Im Hochwasserschutzkonzept Elbe wurde eine Maßnahme „Errichtung Damm bis HQ100 vor Bebauung in Brockwitz“ zum Schutz der tiefliegenden Ortsteile von Brockwitz vorgeschlagen. In der landesweit einheitlichen Priorisierung aller präventiven Hochwasserschutzmaßnahmen im Freistaat Sachsen wurde für diese Maßnahme jedoch eine geringe Priorität ausgewiesen. In den sächsischen Hochwasserschutzkonzepten wurde eine Vielzahl von präventiven öffentlichen Hochwasserschutzmaßnahmen vorgeschlagen. Diese sind natürlich nicht überall gleichzeitig umsetzbar. Begonnen wurde deshalb mit den hochprioritären Maßnahmen. Das sind jene, durch deren Umsetzung, der für das Allgemeinwohl vermeidbare Schaden bei Hochwasser, am größten ist.
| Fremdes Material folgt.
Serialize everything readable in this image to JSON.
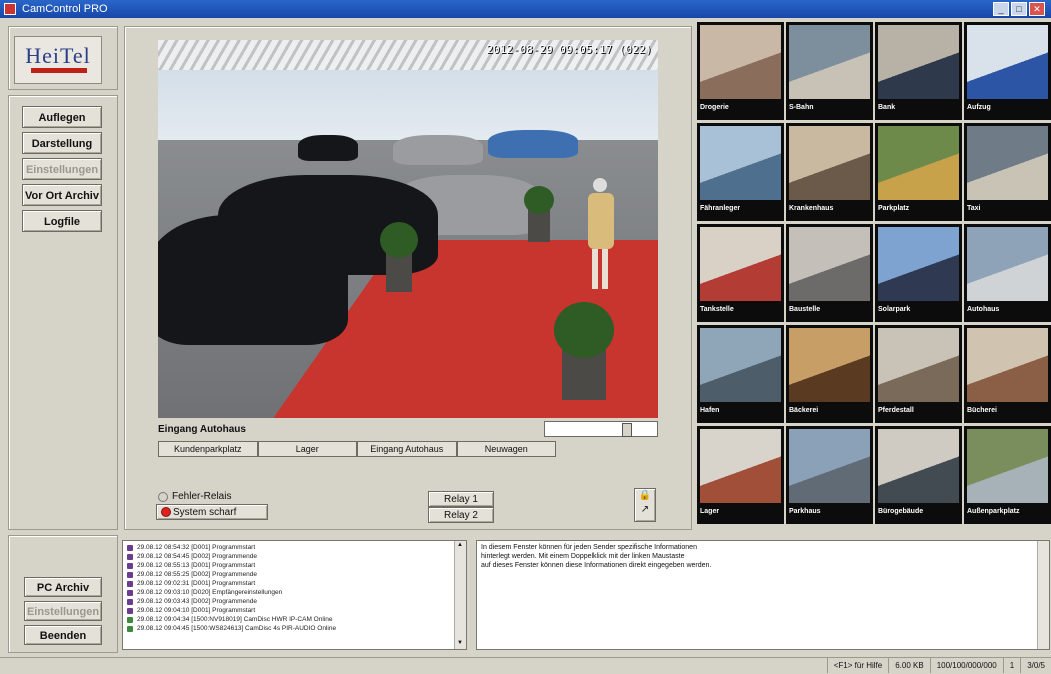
{
  "window": {
    "title": "CamControl PRO"
  },
  "logo": {
    "text": "HeiTel"
  },
  "sidebar": {
    "buttons": [
      {
        "label": "Auflegen",
        "enabled": true
      },
      {
        "label": "Darstellung",
        "enabled": true
      },
      {
        "label": "Einstellungen",
        "enabled": false
      },
      {
        "label": "Vor Ort Archiv",
        "enabled": true
      },
      {
        "label": "Logfile",
        "enabled": true
      }
    ],
    "bottom_buttons": [
      {
        "label": "PC Archiv",
        "enabled": true
      },
      {
        "label": "Einstellungen",
        "enabled": false
      },
      {
        "label": "Beenden",
        "enabled": true
      }
    ]
  },
  "camera": {
    "timestamp": "2012-08-29 09:05:17 (022)",
    "label": "Eingang Autohaus",
    "slider_level": 0.75,
    "tabs": [
      "Kundenparkplatz",
      "Lager",
      "Eingang Autohaus",
      "Neuwagen"
    ]
  },
  "relays": {
    "fehler": "Fehler-Relais",
    "system": "System scharf",
    "relay1": "Relay 1",
    "relay2": "Relay 2"
  },
  "thumbnails": [
    "Drogerie",
    "S-Bahn",
    "Bank",
    "Aufzug",
    "Fähranleger",
    "Krankenhaus",
    "Parkplatz",
    "Taxi",
    "Tankstelle",
    "Baustelle",
    "Solarpark",
    "Autohaus",
    "Hafen",
    "Bäckerei",
    "Pferdestall",
    "Bücherei",
    "Lager",
    "Parkhaus",
    "Bürogebäude",
    "Außenparkplatz"
  ],
  "log": [
    "29.08.12 08:54:32 [D001] Programmstart",
    "29.08.12 08:54:45 [D002] Programmende",
    "29.08.12 08:55:13 [D001] Programmstart",
    "29.08.12 08:55:25 [D002] Programmende",
    "29.08.12 09:02:31 [D001] Programmstart",
    "29.08.12 09:03:10 [D020] Empfängereinstellungen",
    "29.08.12 09:03:43 [D002] Programmende",
    "29.08.12 09:04:10 [D001] Programmstart",
    "29.08.12 09:04:34 [1500:NV918019] CamDisc HWR IP-CAM Online",
    "29.08.12 09:04:45 [1500:WS824613] CamDisc 4s PIR-AUDIO Online"
  ],
  "info": {
    "line1": "In diesem Fenster können für jeden Sender spezifische Informationen",
    "line2": "hinterlegt werden. Mit einem Doppelklick mit der linken Maustaste",
    "line3": "auf dieses Fenster können diese Informationen direkt eingegeben werden."
  },
  "statusbar": {
    "help": "<F1> für Hilfe",
    "size": "6.00 KB",
    "counters": "100/100/000/000",
    "num": "1",
    "page": "3/0/5"
  }
}
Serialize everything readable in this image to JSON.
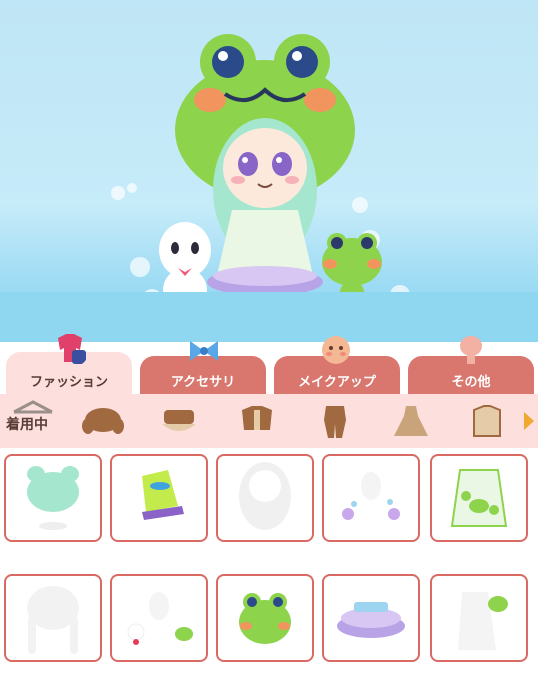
{
  "tabs": [
    {
      "label": "ファッション",
      "active": true
    },
    {
      "label": "アクセサリ",
      "active": false
    },
    {
      "label": "メイクアップ",
      "active": false
    },
    {
      "label": "その他",
      "active": false
    }
  ],
  "category_bar": {
    "equipped_label": "着用中",
    "categories": [
      "hair-icon",
      "hat-icon",
      "top-icon",
      "coverall-icon",
      "dress-icon",
      "outer-icon"
    ],
    "next_icon": "arrow-right-icon"
  },
  "items": [
    "green-twin-hair",
    "green-sneakers",
    "white-long-hair",
    "bubble-accessories",
    "frog-dress",
    "white-braided-hair",
    "plush-companions",
    "frog-hood-hat",
    "layered-skirt",
    "frog-backpack"
  ],
  "colors": {
    "frog_green": "#8ed34c",
    "tab_active": "#fde0dd",
    "tab_inactive": "#d9776f",
    "cell_border": "#d96a63",
    "sky": "#c6ebf9"
  }
}
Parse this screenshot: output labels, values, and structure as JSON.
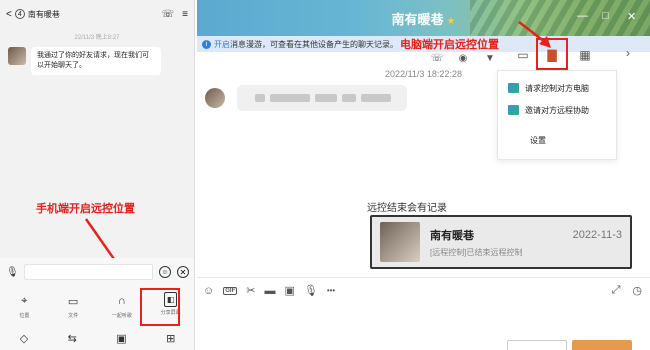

Eine Vielzahl dieser Maßnahmen laufen gegenwärtig und auch noch in den nächsten Jahren. Für das Vorhaben in Brockwitz ist deshalb mittelfristig kein Planungsbeginn möglich.

In der Region gibt es auch viele Gegner des technischen Hochwasserschutzes, wie etwa immer weiter erhöhter Deiche. Sie sehen den sekundären Hochwasserschutz, wie zum Beispiel das Abbaggern der Elbwiesen, vernachlässigt. Wie ist Ihr Standpunkt?

Nach dem Junihochwasser 2013 haben sich mehrere Bürgerinitiativen gebildet, die sich für den Hochwasserschutz an der Elbe im Bereich Riesa-Nünchritz engagieren. Die Landestalsperrenverwaltung arbeitete mit den Bürgerinitiativen von Beginn an eng zusammen. Im Rahmen des „Runden Tisches Hochwasser“, den die Bürgerinitiativen im Jahr 2013 gründeten, gab es eine ergebnisoffene, fachlich fundierte und konstruktive Diskussion über mögliche Lösungen zur Verbesserung des Hochwasserschutzes an der Elbe im Nünchritz-Riesaer Raum. Die Bürgerinitiativen erachten sowohl den technischen Hochwasserschutz als auch die sachgerechte Gewässerbewirtschaftung als erforderlich, um den Hochwasserschutz an der Elbe zu verbessern. Das sehen wir genauso. Auch die sogenannte nachsorgende Unterhaltung¨– wie das Abbaggern der Elbwiesen – ist eine potenziell mögliche Maßnahme zur Verbesserung des Hochwasserschutzes. (SZ)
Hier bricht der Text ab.